Cassiana lembrou da importância de Nei D’Ogum, entre outras coisas, para as escolas de samba de Santa Maria. Victor De Carli ressaltou que o ativista teve atuação em diferentes áreas e que, por isso, ajudou a fortalecer as “redes negras” da cidade, como por exemplo, o Neabi, o ODH, o Coletivo Ara Dudu, entre outros.
As lembranças do preto, pobre e puto
Um dos momentos importantes da homenagem desta quarta-feira foi a apresentação de um vídeo com pessoas que partilharam da amizade ou fizeram parte da vida de Nei D’Ogum e relataram a importância do militante. A produção do material foi do jornalista Rafael Balbueno, do setor de audiovisual da Sedufsm.
No total, foram 11 entrevistado(a)s, que resultaram em cerca de 8 horas de depoimentos. Após a edição, o vídeo ficou em 20 minutos, no qual constam muitas histórias. As e os depoentes foram: Franciele Oliveira, Flavia Sortica Giacomini, Luciele Oliveira, Isadora Bispo, Baiana, Leticia Prates, Marta Nunes, Mestre Chico, Mestra Paula, Gabriela Quartiero, Lúcia Martins.
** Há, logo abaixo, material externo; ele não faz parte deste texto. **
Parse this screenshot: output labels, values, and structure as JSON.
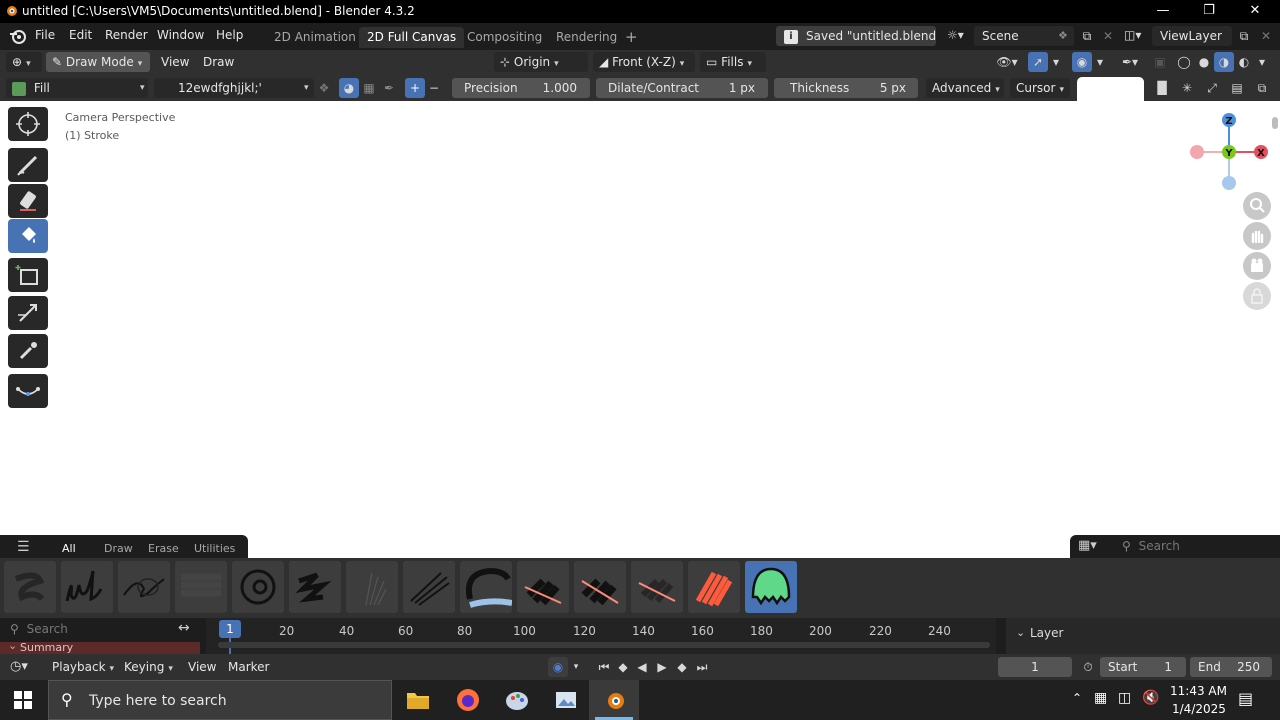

Em suas manifestações, ainda durante a solenidade no Centro de Convenções, vários(as) deles(as) enfatizaram a importância do homenageado. Baiana, uma das amigas de Nei D’Ogum, ressaltou que “não se pode falar de movimento social, de negritude em Santa Maria, sem lembrar do Nei”. Gabriela Quartiero, do Coletivo Voe, destacou que a sensibilidade e capacidade levava a que “Nei fosse um grande formador de lideranças”.
O final do evento transcorreu do jeito que mais cativava Nei D’Ogum: através do samba. O encerramento se deu do lado de fora do Centro de Convenções da UFSM, com a apresentação da “Muamba”, um dos eventos que Santa Maria passou a ter também por inspiração do ativista.